To start, the direction and cinematography of the series was far more intimate than any period drama I’ve been until now. Viewers get a true view of each character, their motivations, their thoughts. I loved the humanity brought to Franz; laying on the floor with Elizabeth, embracing his inner child, clenching a cross until his hands bleed at the hanging of his attempted assassins, struggling to hold strong and emotionless despite their execution.

We start the series with Elizabeth hiding from her mother and an expected engagement to a Duke, telling her younger sister “I want to marry my true soul mate.” She escapes on horseback, seen as rebellious and unladylike in those days. When the horse breaks its leg, her father mercy kills it and she is absolutely heartbroken. We see a child-like innocence and rebellion in Elizabeth. She does not agree with the expectations set by her family like her older sister Helene does.

Helene is the “perfect” daughter, trained and bred for royalty. Emperor Franz is technically their cousin (ew, I know), their mother sisters with The Queen Mother. But when Elizabeth is invited to Helene’s courtship weekend with Emperor Franz, he falls for Elizabeth and her 19th-century manic pixie dream girl antics instead. She walks around with no shoes, nurses a wounded bird, and lays on the floor for hours in her full ballgown to cool off. She reminds him of the joys of life, protesting Helene’s unwavering obedience and lack of personality. And yet, throughout the series, we see Elizabeth outgrow her “quirkiness” to Franz, becoming the true lead of this show, fighting for her own interest and becoming a full-fledged character that not only challenges the man who assigns her the troupe but topples the system entirely. We see her hopes, dreams, desires, fears, and solutions for the future and it’s truly amazing to watch.

Elizabeth’s marriage with Franz is uniquely not one of convenience, but love. He breaks off his relationship with his mistress Louise when he realizes his affection. The couple is hot and heavy from the start, reminiscent of Daphne and Simon from Bridgerton, even making out in closets while only engaged. But his brother, Archduke Maximilian, has also fallen for Elizabeth’s spontaneous tongue, flirting with her even while on the arm of other women around the castle.

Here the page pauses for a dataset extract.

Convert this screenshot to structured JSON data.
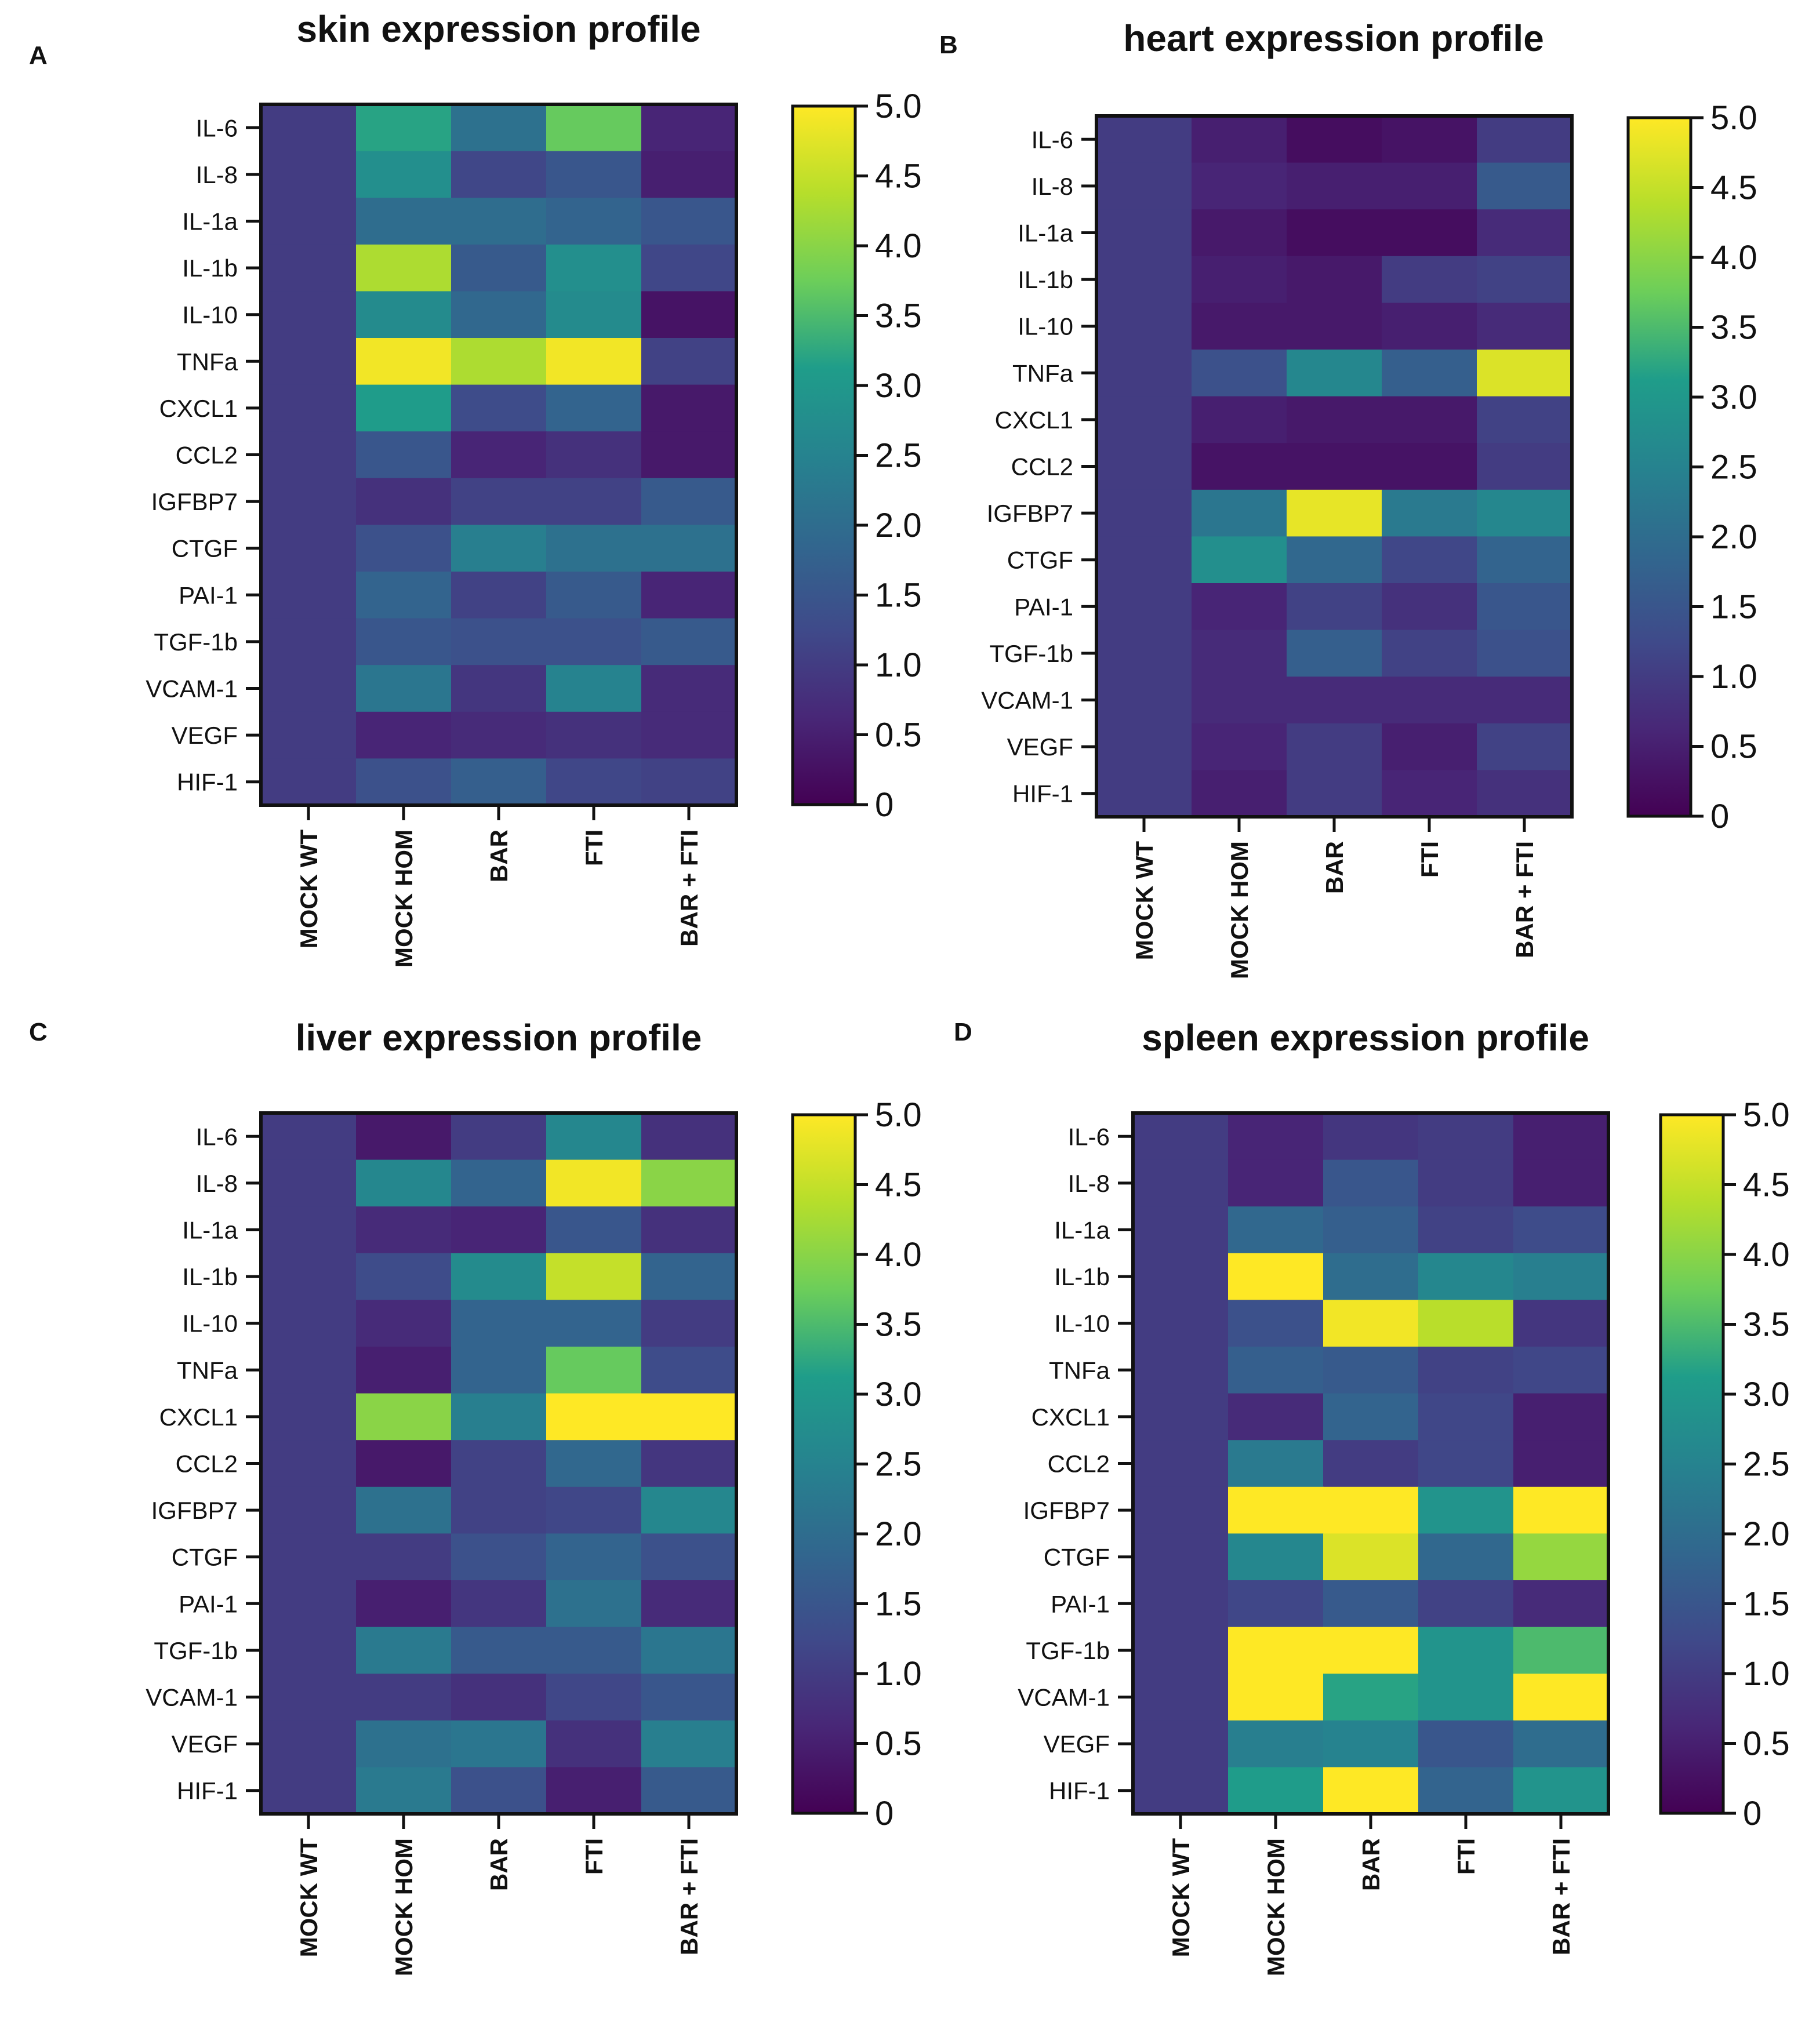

The only real problem for Elizabeth at court is The Queen Mother. She had requested Helene as Franz’s bride because of her conformity and formality. She not only dictates politics within the crown but inspires cruelty and incarceration within Elizabeth’s marriage with Franz, purposefully driving her away. After an attempt to help the poor ends in violent pushback from royal guards, adding fuel to fire of potential rebellion against the crown, The Queen Mother gives Elizabeth two options: leave and have the marriage annulled or live locked away in the castle to produce babies and die. She lies about Franz’s agreement but he isn’t exactly heartbroken by the idea either after incorrectly suspecting her of cheating with his brother. When Franz’s brother, the army, the church, and the rebels fail at a coup, Elizabeth is forced to leave on foot and reveals she’s pregnant to the adoring crowd, taking back her power against the royal family and stepping into her own.

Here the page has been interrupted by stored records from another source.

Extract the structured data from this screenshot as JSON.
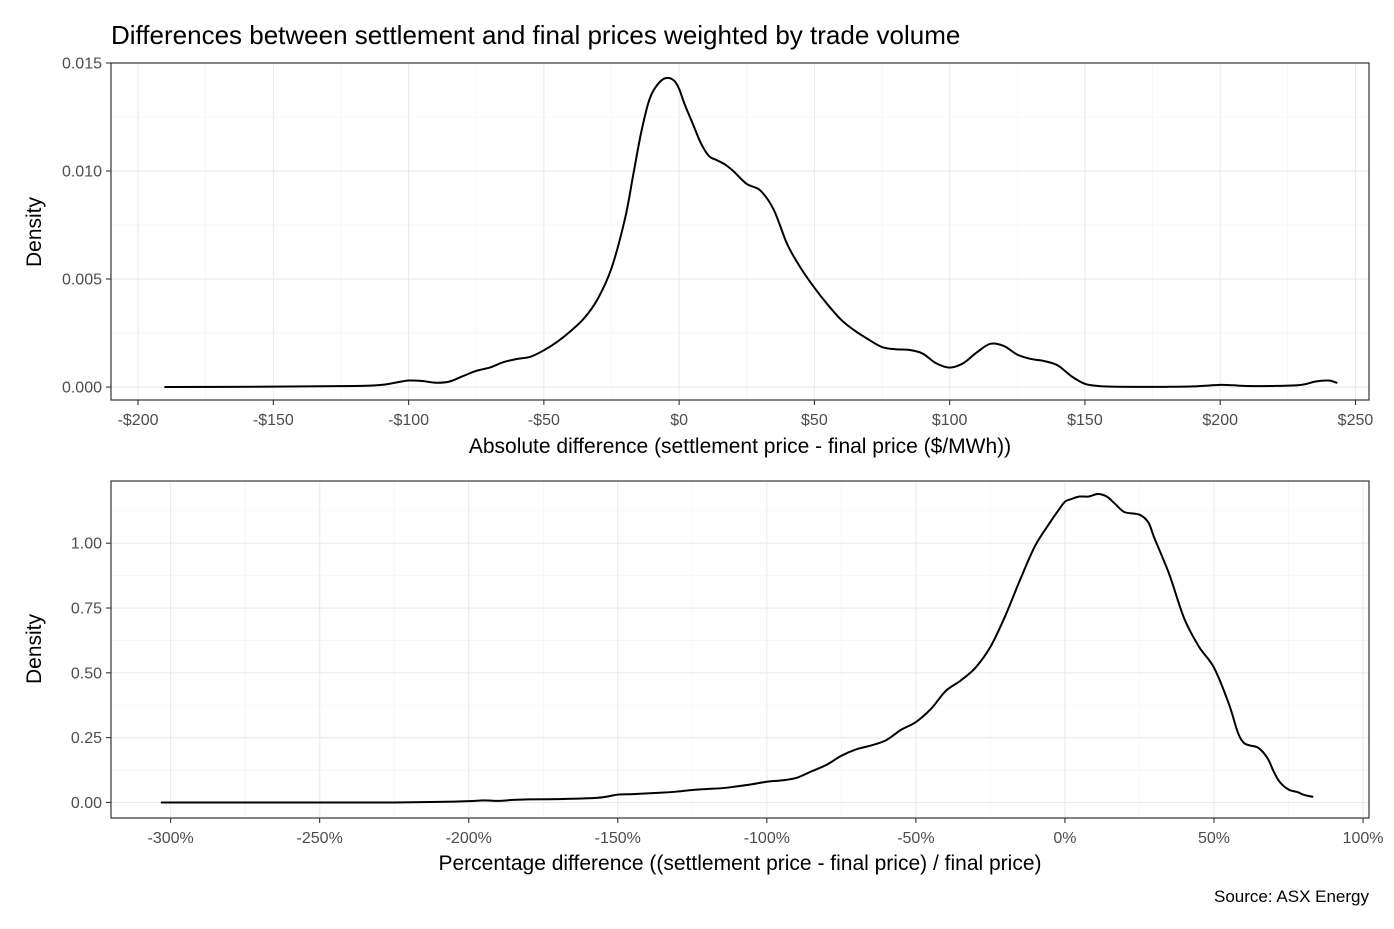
{
  "title": "Differences between settlement and final prices weighted by trade volume",
  "caption": "Source: ASX Energy",
  "chart_data": [
    {
      "type": "line",
      "panel": "absolute",
      "xlabel": "Absolute difference (settlement price - final price ($/MWh))",
      "ylabel": "Density",
      "xlim": [
        -210,
        255
      ],
      "ylim": [
        -0.0006,
        0.015
      ],
      "x_ticks": [
        -200,
        -150,
        -100,
        -50,
        0,
        50,
        100,
        150,
        200,
        250
      ],
      "x_tick_labels": [
        "-$200",
        "-$150",
        "-$100",
        "-$50",
        "$0",
        "$50",
        "$100",
        "$150",
        "$200",
        "$250"
      ],
      "y_ticks": [
        0,
        0.005,
        0.01,
        0.015
      ],
      "y_tick_labels": [
        "0.000",
        "0.005",
        "0.010",
        "0.015"
      ],
      "grid": true,
      "series": [
        {
          "color": "#000000",
          "x": [
            -190,
            -150,
            -120,
            -110,
            -105,
            -100,
            -95,
            -90,
            -85,
            -80,
            -75,
            -70,
            -65,
            -60,
            -55,
            -50,
            -45,
            -40,
            -35,
            -30,
            -25,
            -20,
            -17,
            -14,
            -11,
            -8,
            -5,
            -2,
            0,
            2,
            5,
            8,
            11,
            14,
            17,
            20,
            25,
            30,
            35,
            40,
            45,
            50,
            55,
            60,
            65,
            70,
            75,
            80,
            85,
            90,
            95,
            100,
            105,
            110,
            115,
            120,
            125,
            130,
            135,
            140,
            145,
            150,
            155,
            160,
            170,
            180,
            190,
            200,
            205,
            210,
            220,
            230,
            235,
            240,
            243
          ],
          "y": [
            0.0,
            2e-05,
            5e-05,
            0.0001,
            0.0002,
            0.0003,
            0.00028,
            0.0002,
            0.00025,
            0.0005,
            0.00075,
            0.0009,
            0.00115,
            0.0013,
            0.0014,
            0.0017,
            0.0021,
            0.0026,
            0.0032,
            0.0041,
            0.0055,
            0.0078,
            0.0098,
            0.0118,
            0.0133,
            0.014,
            0.0143,
            0.0142,
            0.0138,
            0.0131,
            0.0122,
            0.0113,
            0.0107,
            0.0105,
            0.0103,
            0.01,
            0.0094,
            0.0091,
            0.0082,
            0.0066,
            0.0055,
            0.0046,
            0.0038,
            0.0031,
            0.0026,
            0.0022,
            0.00185,
            0.00175,
            0.00172,
            0.00155,
            0.0011,
            0.0009,
            0.0011,
            0.0016,
            0.002,
            0.0019,
            0.0015,
            0.0013,
            0.0012,
            0.001,
            0.0005,
            0.00015,
            5e-05,
            2e-05,
            1e-05,
            1e-05,
            3e-05,
            0.0001,
            8e-05,
            5e-05,
            5e-05,
            0.0001,
            0.00025,
            0.0003,
            0.0002
          ]
        }
      ]
    },
    {
      "type": "line",
      "panel": "percentage",
      "xlabel": "Percentage difference ((settlement price - final price) / final price)",
      "ylabel": "Density",
      "xlim": [
        -320,
        102
      ],
      "ylim": [
        -0.06,
        1.24
      ],
      "x_ticks": [
        -300,
        -250,
        -200,
        -150,
        -100,
        -50,
        0,
        50,
        100
      ],
      "x_tick_labels": [
        "-300%",
        "-250%",
        "-200%",
        "-150%",
        "-100%",
        "-50%",
        "0%",
        "50%",
        "100%"
      ],
      "y_ticks": [
        0,
        0.25,
        0.5,
        0.75,
        1.0
      ],
      "y_tick_labels": [
        "0.00",
        "0.25",
        "0.50",
        "0.75",
        "1.00"
      ],
      "grid": true,
      "series": [
        {
          "color": "#000000",
          "x": [
            -303,
            -280,
            -250,
            -225,
            -210,
            -200,
            -195,
            -190,
            -185,
            -180,
            -170,
            -160,
            -155,
            -150,
            -145,
            -140,
            -135,
            -130,
            -125,
            -120,
            -115,
            -110,
            -105,
            -100,
            -95,
            -90,
            -85,
            -80,
            -75,
            -70,
            -65,
            -60,
            -55,
            -50,
            -45,
            -40,
            -35,
            -30,
            -25,
            -20,
            -15,
            -10,
            -5,
            -2,
            0,
            2,
            5,
            8,
            11,
            14,
            17,
            20,
            25,
            28,
            30,
            35,
            40,
            45,
            50,
            55,
            58,
            60,
            62,
            65,
            68,
            70,
            72,
            75,
            78,
            80,
            83
          ],
          "y": [
            0.0,
            0.0,
            0.0,
            0.0,
            0.002,
            0.005,
            0.008,
            0.006,
            0.01,
            0.012,
            0.013,
            0.016,
            0.02,
            0.03,
            0.032,
            0.035,
            0.038,
            0.042,
            0.048,
            0.052,
            0.055,
            0.062,
            0.07,
            0.08,
            0.085,
            0.095,
            0.12,
            0.145,
            0.18,
            0.205,
            0.22,
            0.24,
            0.28,
            0.31,
            0.36,
            0.43,
            0.47,
            0.52,
            0.6,
            0.72,
            0.86,
            0.99,
            1.08,
            1.13,
            1.16,
            1.17,
            1.18,
            1.18,
            1.19,
            1.18,
            1.15,
            1.12,
            1.11,
            1.08,
            1.02,
            0.88,
            0.71,
            0.6,
            0.52,
            0.38,
            0.27,
            0.23,
            0.22,
            0.21,
            0.17,
            0.12,
            0.08,
            0.05,
            0.04,
            0.03,
            0.022
          ]
        }
      ]
    }
  ]
}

Episode by episode, the drama gets deeper and deeper, the conspiracies get more complicated and convoluted, and the love triangles become addictive and muddy. And yet, in the middle of it all, Elizabeth’s character thrives, finding her own strength through persecution. She is no one’s “quirky” manic pixie dream girl, only there for the benefit of men around her, to use as a chess piece for political destruction. She is a firey heart of gold unafraid to fight for herself or for love. I can’t wait to see where the next season will take us. With a cliffhanger like that, only time (or history) will tell.